The girl was back. According to Cori’s calculations, the girl had been in Anthony’s room four times in the past two weeks, and no other woman had been in there at all. As far as Cori was concerned, this was a bad sign. Cori always knew when the girl was in Anthony’s rooms. She could hear her brother’s voice, and nothing in response. The girl couldn’t talk without putting people to sleep, which Cori considered to be a good thing. If the girl could talk to her, and tried to, Cori would be tempted to do something that would only upset Anthony.
Normally when Anthony’s company bothered Cori, she could put on her headphones and go back to work with her experiments. Not when the girl was there. Nothing could drive the silence out of her head, but the silence drove Cori instead. Without a word, or putting anything away, or picking anything up, Cori left. Rain was drumming against the roof, and Cori wished that it could wash her mind clean from the hateful thoughts that swirled in the familiar emptiness. Tonight there was no relief.
There was only one place Cori could go in this dimension that hadn’t been ruined for her, that the girl couldn’t take away. Pushing out of a door and into the rain, Cori made her stumbling way to her greatest friend in the world. It was still quiet, but a silence filled with water, and movement, and cleanliness rather than the ugly hatred that was swamping her at every turn.

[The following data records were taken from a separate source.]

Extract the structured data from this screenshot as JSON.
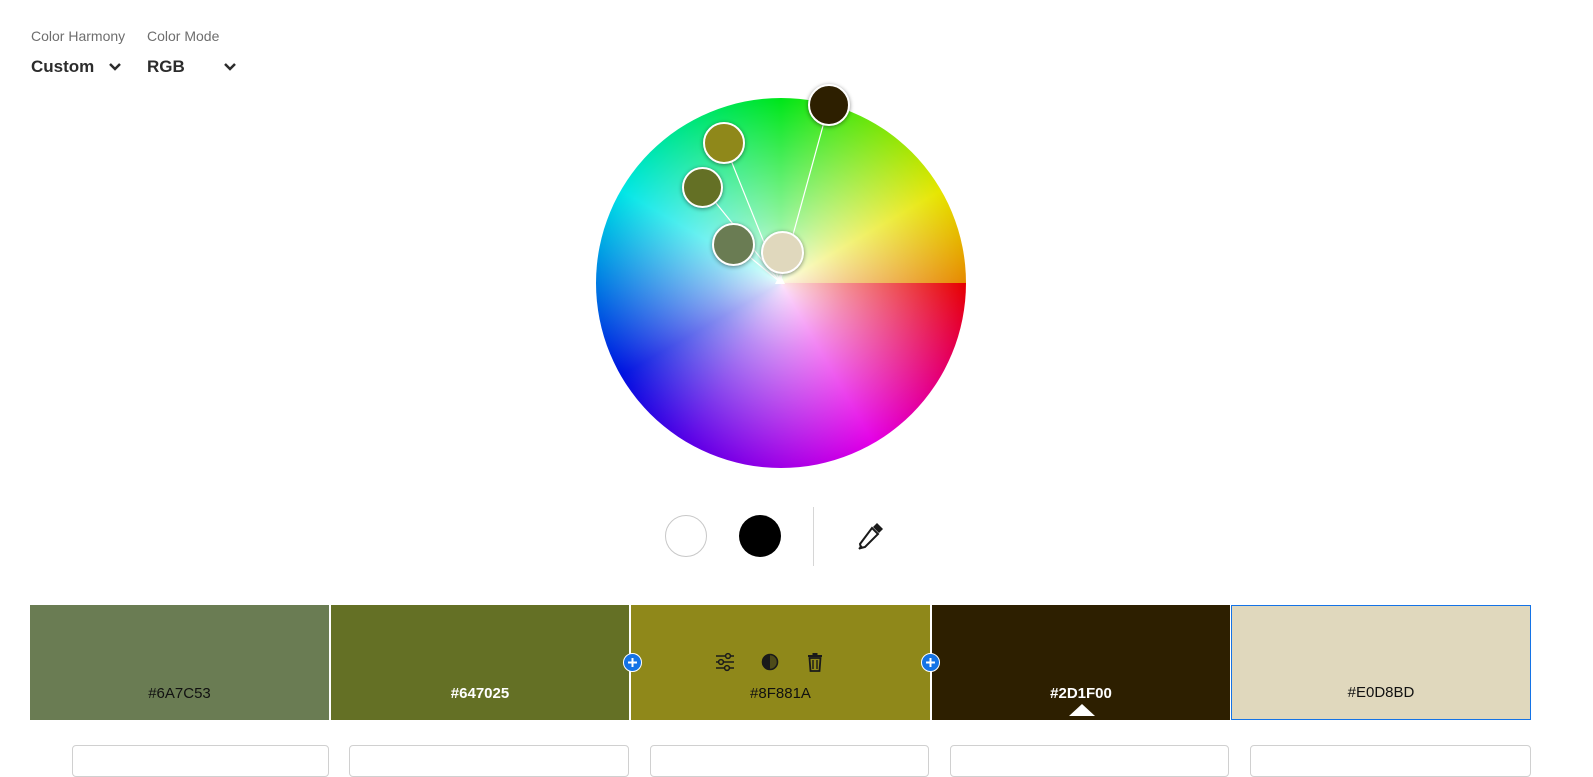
{
  "controls": {
    "harmony_label": "Color Harmony",
    "harmony_value": "Custom",
    "mode_label": "Color Mode",
    "mode_value": "RGB"
  },
  "wheel": {
    "markers": [
      "#2D1F00",
      "#8F881A",
      "#647025",
      "#6A7C53",
      "#E0D8BD"
    ]
  },
  "tools": {
    "white_icon": "white-circle-icon",
    "black_icon": "black-circle-icon",
    "eyedropper_icon": "eyedropper-icon"
  },
  "swatches": [
    {
      "hex": "#6A7C53",
      "color": "#6A7C53",
      "text_color": "#111111"
    },
    {
      "hex": "#647025",
      "color": "#647025",
      "text_color": "#ffffff"
    },
    {
      "hex": "#8F881A",
      "color": "#8F881A",
      "text_color": "#111111"
    },
    {
      "hex": "#2D1F00",
      "color": "#2D1F00",
      "text_color": "#ffffff"
    },
    {
      "hex": "#E0D8BD",
      "color": "#E0D8BD",
      "text_color": "#111111"
    }
  ],
  "active_swatch_hex": "#2D1F00",
  "selected_swatch_hex": "#E0D8BD",
  "accent_color": "#1473E6"
}
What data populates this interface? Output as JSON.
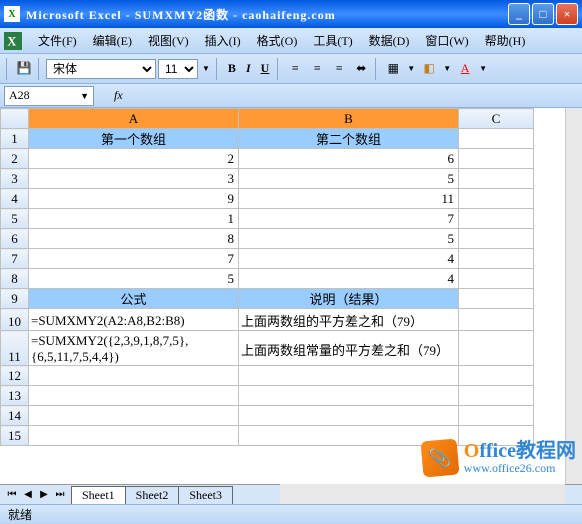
{
  "window": {
    "title": "Microsoft Excel - SUMXMY2函数 - caohaifeng.com"
  },
  "menu": {
    "file": "文件(F)",
    "edit": "编辑(E)",
    "view": "视图(V)",
    "insert": "插入(I)",
    "format": "格式(O)",
    "tools": "工具(T)",
    "data": "数据(D)",
    "window": "窗口(W)",
    "help": "帮助(H)"
  },
  "toolbar": {
    "font_name": "宋体",
    "font_size": "11",
    "bold": "B",
    "italic": "I",
    "underline": "U"
  },
  "namebox": {
    "cell": "A28",
    "fx": "fx"
  },
  "columns": {
    "a": "A",
    "b": "B",
    "c": "C"
  },
  "rows": [
    "1",
    "2",
    "3",
    "4",
    "5",
    "6",
    "7",
    "8",
    "9",
    "10",
    "11",
    "12",
    "13",
    "14",
    "15"
  ],
  "headers": {
    "a1": "第一个数组",
    "b1": "第二个数组",
    "a9": "公式",
    "b9": "说明（结果）"
  },
  "data": {
    "a2": "2",
    "b2": "6",
    "a3": "3",
    "b3": "5",
    "a4": "9",
    "b4": "11",
    "a5": "1",
    "b5": "7",
    "a6": "8",
    "b6": "5",
    "a7": "7",
    "b7": "4",
    "a8": "5",
    "b8": "4",
    "a10": "=SUMXMY2(A2:A8,B2:B8)",
    "b10": "上面两数组的平方差之和（79）",
    "a11": "=SUMXMY2({2,3,9,1,8,7,5},{6,5,11,7,5,4,4})",
    "b11": "上面两数组常量的平方差之和（79）"
  },
  "sheets": {
    "s1": "Sheet1",
    "s2": "Sheet2",
    "s3": "Sheet3"
  },
  "status": "就绪",
  "watermark": {
    "brand_o": "O",
    "brand_rest": "ffice教程网",
    "url": "www.office26.com"
  }
}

“Ezra.”  Slowly Cori clambered onto the base of the forgotten statue that lurked in the shadows of the school. Fortunately, he was here, and she perched at the base of the statue, her head leaning against his leg- mindless of his undressed state. “I am a very screwed up individual.”
It wasn’t a plea for pity, but rather a cold fact. She sighed, rubbing her cheek against the wet metal, as though she were seeking comfort from the inanimate object. Which, she supposed, she was. “I’m broken, you know. It happened when Mom fell down the stairs. I could have reached her.  Could have stepped down one step, and grabbed her hand. But when I stepped, I tripped the line. I stepped out of the dimension, and Mom died because of me. That lady laying in bed isn’t my Mom. The fall changed her.”
Cori dropped her arms, filled with disgust and shame. “On the inside, I’m still nine. I can’t seem to grow up, or even want to. I’m like stupid Peter Pan. I can’t do experiments- I don’t even know how! I only ever made it through physics. I can’t even read that well. My notes might as well be gibberish. I wish Anthony were still thirteen sometimes. I wish I could be nineteen.” With an irritated motion, she flung the lab coat she wore to the ground, shivering in the cold rain.
“I knew I couldn’t be a good student, or a normal adult. I just wanted to be a good sister, you know? I wanted Anthony to be proud of me, so I helped him with the girls. I made his little black book, and buy him stuff, and wash his sheets. I worried that he would get sick. I wanted him to find love. I never wanted him to have a reason to leave me.” Cori slid off of the statue, her dark blue eyes as watery as everything else that was outside.
“He loves the girl. I know he does, because until the girl showed up nobody knew Anthony better than me.” She sniffled, rubbing her arms. “He wants me to like her. He wants me to be happy. But I can’t, Ezra. Because for me to be happy, he can’t be.  I’m only good at being a sister. That means he has to be happy, and so I have to leave.”
Cori reached up, her hand caressing her friend’s leg. “I bet you think you’ve been violated again. I only wanted to say goodbye, ‘cause I have to go home. I need to learn how to grow up. Anthony needs me to. Maybe someday, I can come back to see my nieces and nephews. Maybe by then I can love you like I want to. For now, though, I have to find a way to fix me. I can’t stay nine forever.”
Reaching into her back pocket, Cori produced a letter wrapped in plastic, Anthony’s name scrawled across the front. “Can you see that he gets this?”
Then she smiled, stepped back, and disappeared.
---------
Anthony,
I’m glad you found her. Really. I decided to go home, by the way. I needed you to be happy, and you needed me to grow up. I can’t do that around you. I love you, you know. I love you because you’re the greatest big brother in the world, and you didn’t mind that I was broken. Enjoy the girl. Love her, and treat her right. I know you can. Give Mom and Dad my love at Christmas. Sometime when you’re sleeping, I’ll drop by with my present for them.
My love always,
Agatha.
P.S. Give the girl my room. Just tell her to mind the Chemistry set. I can’t remember what I put in there last.